Le temps du rêve est revenu. Malmené par des cris de guerre et des souffles sauvages, il a cru basculer dans le néant. Il défile à nouveau sous nos pas hésitants. L’espoir n’a pas de couleur. La musique non plus. La pinasse qui glisse vers les charmes de Segou n’est plus un mirage. Les premières notes de la fête ne sortent pas des trompettes de l’oubli.
Nous sommes de retour. Bonjour Mali. Bonjour Pays Dogon. Bonjour Bandiagara. Bonjour Bamako. Bonjour Segou. Bonjour Songo. Bonjour Shanga. Bonjour Gogoli. Au clou le capitaine Sanogo et son putsch d’opérette. Loin de nous les fantômes du djihad et les cavaliers de la mort. Il y a si longtemps…

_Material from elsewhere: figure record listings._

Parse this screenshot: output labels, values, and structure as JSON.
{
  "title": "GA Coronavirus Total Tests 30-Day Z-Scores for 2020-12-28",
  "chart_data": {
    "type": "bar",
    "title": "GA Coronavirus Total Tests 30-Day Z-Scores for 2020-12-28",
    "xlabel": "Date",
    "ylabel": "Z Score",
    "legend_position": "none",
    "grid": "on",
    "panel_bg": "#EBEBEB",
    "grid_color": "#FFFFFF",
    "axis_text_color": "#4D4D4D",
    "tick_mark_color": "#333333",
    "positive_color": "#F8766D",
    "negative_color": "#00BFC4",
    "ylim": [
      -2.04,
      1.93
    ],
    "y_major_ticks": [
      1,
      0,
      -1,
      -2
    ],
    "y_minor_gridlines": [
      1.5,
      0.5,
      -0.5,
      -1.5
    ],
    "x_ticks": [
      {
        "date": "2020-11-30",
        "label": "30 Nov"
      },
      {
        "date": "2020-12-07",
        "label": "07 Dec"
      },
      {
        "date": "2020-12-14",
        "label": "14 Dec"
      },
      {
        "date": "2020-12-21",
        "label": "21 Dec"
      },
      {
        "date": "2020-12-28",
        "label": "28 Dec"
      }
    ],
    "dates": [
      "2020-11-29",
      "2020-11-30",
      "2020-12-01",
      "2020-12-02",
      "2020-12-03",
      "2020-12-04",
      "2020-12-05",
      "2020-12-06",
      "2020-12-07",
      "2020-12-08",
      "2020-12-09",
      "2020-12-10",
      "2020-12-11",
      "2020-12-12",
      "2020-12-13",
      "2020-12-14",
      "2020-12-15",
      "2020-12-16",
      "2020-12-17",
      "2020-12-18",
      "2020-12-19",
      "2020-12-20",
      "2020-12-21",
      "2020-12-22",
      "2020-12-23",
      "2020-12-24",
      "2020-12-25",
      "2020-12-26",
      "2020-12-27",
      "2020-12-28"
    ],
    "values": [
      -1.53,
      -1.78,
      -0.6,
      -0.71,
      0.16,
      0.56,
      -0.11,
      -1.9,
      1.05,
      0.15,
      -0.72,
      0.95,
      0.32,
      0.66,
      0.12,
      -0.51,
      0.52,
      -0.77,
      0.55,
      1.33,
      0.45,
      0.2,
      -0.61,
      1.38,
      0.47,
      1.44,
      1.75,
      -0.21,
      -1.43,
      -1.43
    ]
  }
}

Depuis 2003, nos regards ne s’étaient plus quittés. La rage des hommes avait pourtant miné nos sentiers d’amitié. Mais le grand avion blanc s’est pourtant bien posé sur le bitume brûlant. Miracle, revoici toutes les saveurs du grand continent. Les sourires, d’abord. Le brouhaha. La dérision. La pollution aussi. Les plastiques comme tapis rouge. Le Sprinter cabossé comme carrosse.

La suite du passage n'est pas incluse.